Auch der Kampf um die
35-Stundenwoche im Osten – eine Angleichung, die schon vor etlichen Jahren am
Widerstand der westdeutschen BetriebsratsfürstInnen in der Automobilindustrie
scheiterte – wird mit diesem Abschluss und der darauf folgenden Friedenspflicht
untergraben. Von der IG Metall ist dazu nur zu hören, dass sie Vereinbarungen
aushandeln wolle. Wie sollen hier Vereinbarungen auf reinem Verhandlungsweg
erzielt werden, wenn die UnternehmerInnen schon jetzt sagen, alles solle im
Osten so bleiben, weil die Produktivität dort nach wie vor geringer sei als im
Westen. Eine Angleichung der Arbeitszeit von 38 auf 35 Stunden wie im Westen
wird von den Arbeit„geber“Innen weiterhin abgelehnt.

Die IG Metall will sie
zumindest dazu bringen, mit ihr zu verhandeln. „Wir sind mit den Arbeitgebern
in Ostdeutschland bereits im Gespräch“, sagt Bernd Kruppa, Erster
Bevollmächtigter der IG Metall Leipzig. Doch die Arbeit„geber“Innen rühren
bereits Beton an: „Der Osten braucht diesen Wettbewerbsvorteil weiterhin. Die
längere Arbeitszeit muss bleiben“, stärkt Gesamtmetall-Präsident Rainer Dulger
den HardlinerInnen in Sachsen den Rücken.

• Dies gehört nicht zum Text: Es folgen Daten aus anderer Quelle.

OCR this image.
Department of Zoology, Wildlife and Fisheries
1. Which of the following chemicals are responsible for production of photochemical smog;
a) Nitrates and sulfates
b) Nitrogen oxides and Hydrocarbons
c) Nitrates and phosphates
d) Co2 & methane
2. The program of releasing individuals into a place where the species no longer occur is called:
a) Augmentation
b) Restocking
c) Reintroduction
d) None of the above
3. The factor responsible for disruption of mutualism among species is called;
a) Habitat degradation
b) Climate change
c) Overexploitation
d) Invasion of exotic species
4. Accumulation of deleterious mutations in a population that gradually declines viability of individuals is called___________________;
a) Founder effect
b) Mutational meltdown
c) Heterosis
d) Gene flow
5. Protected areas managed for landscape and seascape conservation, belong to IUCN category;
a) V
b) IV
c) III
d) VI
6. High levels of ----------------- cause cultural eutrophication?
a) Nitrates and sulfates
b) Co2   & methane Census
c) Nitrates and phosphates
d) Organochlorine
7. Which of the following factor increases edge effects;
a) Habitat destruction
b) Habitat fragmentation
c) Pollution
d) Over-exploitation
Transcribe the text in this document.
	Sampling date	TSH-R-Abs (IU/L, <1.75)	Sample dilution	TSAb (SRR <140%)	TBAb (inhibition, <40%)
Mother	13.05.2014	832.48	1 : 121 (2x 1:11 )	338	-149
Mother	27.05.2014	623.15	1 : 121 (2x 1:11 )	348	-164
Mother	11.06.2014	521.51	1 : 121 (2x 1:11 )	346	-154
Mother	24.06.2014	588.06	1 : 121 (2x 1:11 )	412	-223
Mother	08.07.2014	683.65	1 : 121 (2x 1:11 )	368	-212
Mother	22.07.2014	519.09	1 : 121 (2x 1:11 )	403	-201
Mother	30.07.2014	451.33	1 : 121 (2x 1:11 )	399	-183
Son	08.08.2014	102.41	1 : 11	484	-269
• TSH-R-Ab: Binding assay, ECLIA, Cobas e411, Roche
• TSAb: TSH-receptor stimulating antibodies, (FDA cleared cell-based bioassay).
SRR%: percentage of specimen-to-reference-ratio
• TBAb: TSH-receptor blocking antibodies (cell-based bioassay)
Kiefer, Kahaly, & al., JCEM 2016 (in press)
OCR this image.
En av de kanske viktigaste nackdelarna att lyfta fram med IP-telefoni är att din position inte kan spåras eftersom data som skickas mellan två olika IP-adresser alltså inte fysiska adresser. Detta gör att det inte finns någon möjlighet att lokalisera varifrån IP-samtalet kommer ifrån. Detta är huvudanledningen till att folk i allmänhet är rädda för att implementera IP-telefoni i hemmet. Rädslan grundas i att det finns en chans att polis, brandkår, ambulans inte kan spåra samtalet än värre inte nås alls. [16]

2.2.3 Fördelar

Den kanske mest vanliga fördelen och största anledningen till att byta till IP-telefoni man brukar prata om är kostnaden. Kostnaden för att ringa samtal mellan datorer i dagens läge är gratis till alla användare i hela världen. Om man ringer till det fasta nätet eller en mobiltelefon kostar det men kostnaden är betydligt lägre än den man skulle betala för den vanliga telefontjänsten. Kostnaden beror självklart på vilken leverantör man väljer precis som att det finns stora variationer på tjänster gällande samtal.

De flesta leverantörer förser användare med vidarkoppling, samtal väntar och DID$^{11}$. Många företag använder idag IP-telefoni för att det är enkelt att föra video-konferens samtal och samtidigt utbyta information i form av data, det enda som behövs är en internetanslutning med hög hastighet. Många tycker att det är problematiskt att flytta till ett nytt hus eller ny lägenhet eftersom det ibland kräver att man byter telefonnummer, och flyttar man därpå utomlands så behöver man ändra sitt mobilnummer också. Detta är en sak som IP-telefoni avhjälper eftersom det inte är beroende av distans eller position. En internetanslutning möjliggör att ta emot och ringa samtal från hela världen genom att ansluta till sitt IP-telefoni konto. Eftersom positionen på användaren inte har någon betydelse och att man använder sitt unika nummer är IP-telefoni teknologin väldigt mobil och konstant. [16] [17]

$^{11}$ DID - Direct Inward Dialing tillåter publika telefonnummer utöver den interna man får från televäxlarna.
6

Die ArbeiterInnen brauchen die
Kontrolle über ihren Kampf von Anfang an – von Aufstellung der Forderungen,
über die Durchführung, wo, wann und wie lange gestreikt wird, bis zum Abschluss
der Verhandlungen. Es darf kein Übereinkommen geben, ohne dass die Beschäftigten
in den Betrieben über die genauen Bedingungen des Tarifvertrags auf
Betriebsversammlungen und mit Aushängen eingehend informiert wurden und in
einer Urabstimmung darüber entschieden haben.